Montagne qui rit, montagne qui pleure
Vagabonder, déambuler, baguenauder dans l’Alpe. Voici ce que nous avons fait sur la frontière entre Italie et Autriche durant plus de trois semaines. Dans ces hautes montagnes tyroliennes, nous n’avons pas croisé de Français. Stubaï, Zillertal, Hohe Tauern, sont proches et vraiment lointaines. Le Fil de l’Europe nous emmène toujours vers du grand et du beau. Des sommets germaniques imprononçables, souvent glaciaires, faits de schistes, gneiss, roches métamorphiques et sédimentaires. Des champs de cailloux, de mélèzes, de foin coupé. Des refuges en vieux bois, « tavaillonnés » à souhait, nous ont accueilli à la tireuse à bière. Beaucoup de chaleur. « You are Frédéric, the French» et hop une grappa de bienvenue. Des amis qui viennent, repartent, se remplacent. Merci pour tant de gratitude.
Nous avons chaussé les crampons, suivi quelques câbles, monté souvent et désescaladé. Surtout posé un pied devant l’autre. Quel bonheur dans cette agilité à marcher au pas régulier. Semelles fortement appuyées, l’esprit libre de rêvasser, les yeux sur les moindres platitudes. Juste troublés par quelques rares jours de repos dans le Tyrol des vallées montagneuses où tout à coup nous retrouvions la frénésie des vacanciers, de la consommation, du confort et des bouchons !
Et pourtant, et pourtant… En marchant les yeux braqués vers le haut, j’ai regardé des glaciers agonisants, une terre qui avait soif du manque de vie. Nous avons vu peu d’oiseaux et de faune en plus de trois semaines. Un chamois, trois bouquetins, de rares marmottes, le cri apeuré d’un casse-noix tacheté, une compagnie de lagopèdes. Partout la nature en replis.

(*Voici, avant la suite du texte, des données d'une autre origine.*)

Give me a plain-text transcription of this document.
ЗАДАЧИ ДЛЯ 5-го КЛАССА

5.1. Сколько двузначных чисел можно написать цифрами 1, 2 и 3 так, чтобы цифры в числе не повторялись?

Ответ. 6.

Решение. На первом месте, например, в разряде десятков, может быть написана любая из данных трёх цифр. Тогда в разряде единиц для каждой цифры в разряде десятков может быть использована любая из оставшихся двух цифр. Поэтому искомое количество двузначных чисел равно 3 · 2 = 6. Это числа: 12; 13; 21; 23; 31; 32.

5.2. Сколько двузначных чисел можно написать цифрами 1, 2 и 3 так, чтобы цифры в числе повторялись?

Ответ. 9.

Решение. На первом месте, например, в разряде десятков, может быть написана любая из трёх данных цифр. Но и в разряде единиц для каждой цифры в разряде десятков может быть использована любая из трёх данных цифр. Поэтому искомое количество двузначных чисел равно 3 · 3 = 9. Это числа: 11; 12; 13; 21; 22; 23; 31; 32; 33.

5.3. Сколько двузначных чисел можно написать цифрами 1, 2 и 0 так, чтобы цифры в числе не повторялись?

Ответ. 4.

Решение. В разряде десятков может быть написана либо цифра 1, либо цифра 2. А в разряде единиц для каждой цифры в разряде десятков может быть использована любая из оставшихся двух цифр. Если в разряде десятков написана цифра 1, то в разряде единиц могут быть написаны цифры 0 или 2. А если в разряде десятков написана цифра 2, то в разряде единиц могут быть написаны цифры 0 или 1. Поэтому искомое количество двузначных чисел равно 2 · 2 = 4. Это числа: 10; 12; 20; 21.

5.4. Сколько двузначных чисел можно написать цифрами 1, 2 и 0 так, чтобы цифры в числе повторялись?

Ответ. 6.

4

Intérieurement, j’étais et je suis très en colère. En 1990, le GIEC annonçait déjà ce risque majeur de sécheresse estivale sans retour en arrière possible. Nous sommes nombreux à avoir alerté qu’il s’agissait du plus grand défi de l’humanité. Depuis ce risque n’a cessé de se préciser. Les rapports alarmistes des scientifiques se sont succédés. Ce qui est en crise, avant même la gestion de la pénurie de cet été, c'est notre aptitude à correctement anticiper une situation qui n'était pas du ressort du "peut-être", mais que nous savions inéluctable. La politique est l’art d’anticiper, pas de résoudre seulement des problèmes urgents. La vieille fable de la cigale et de la fourmi reste d’une actualité déconcertante. Et il ne suffit pas de chanter ou danser pour faire venir la pluie.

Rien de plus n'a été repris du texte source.